An unclear provenance on a domain name adds more risk to domain name acquisitions.
The issue of provenance almost disappears when it comes to expiry and drop catch domain name auctions. When I buy an expired domain name on GoDaddy Auctions or NameJet, I know that the registrant let the domain name expire for some reason that doesn’t really matter. Likewise, when I buy a fully expired and deleted domain name at DropCatch or NameJet, the same thing is true.
In terms of provenance, not only can I show a typically public auction record, but I am also able to show a purchase receipt from the auction platform which identifies the acquisition as an expiry or drop catch auction. Further, when it comes to deleted domain name auctions, the Whois creation date is very recent, limiting the provenance of a domain name even further.

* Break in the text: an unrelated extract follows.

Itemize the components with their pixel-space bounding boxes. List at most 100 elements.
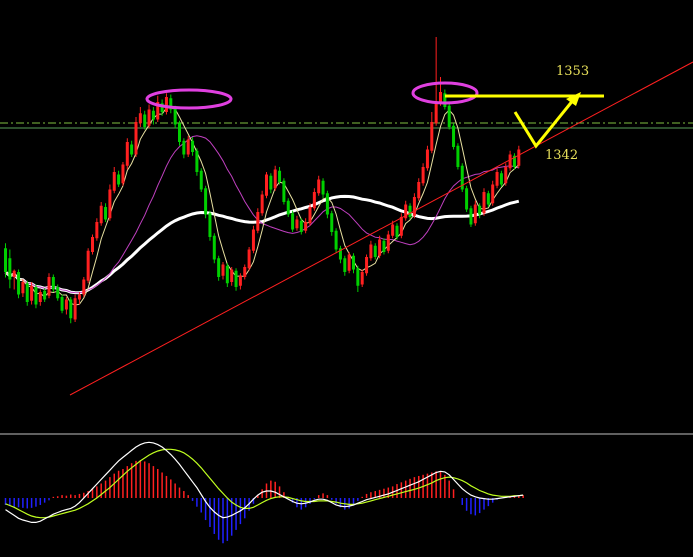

One thing to keep in mind is that the issue of provenance is not eliminated simply by buying a domain name at auction. Most auction platforms allow private sellers to list their domain names for sale. I do not believe auction platforms do enough due diligence on the provenance of a domain name. As far as I know, most platforms simply confirm the current registrant email is the same as the auction seller. These auctions are typically identified as a private seller auction in some manner. Buyers must still do their own due diligence on these auctions.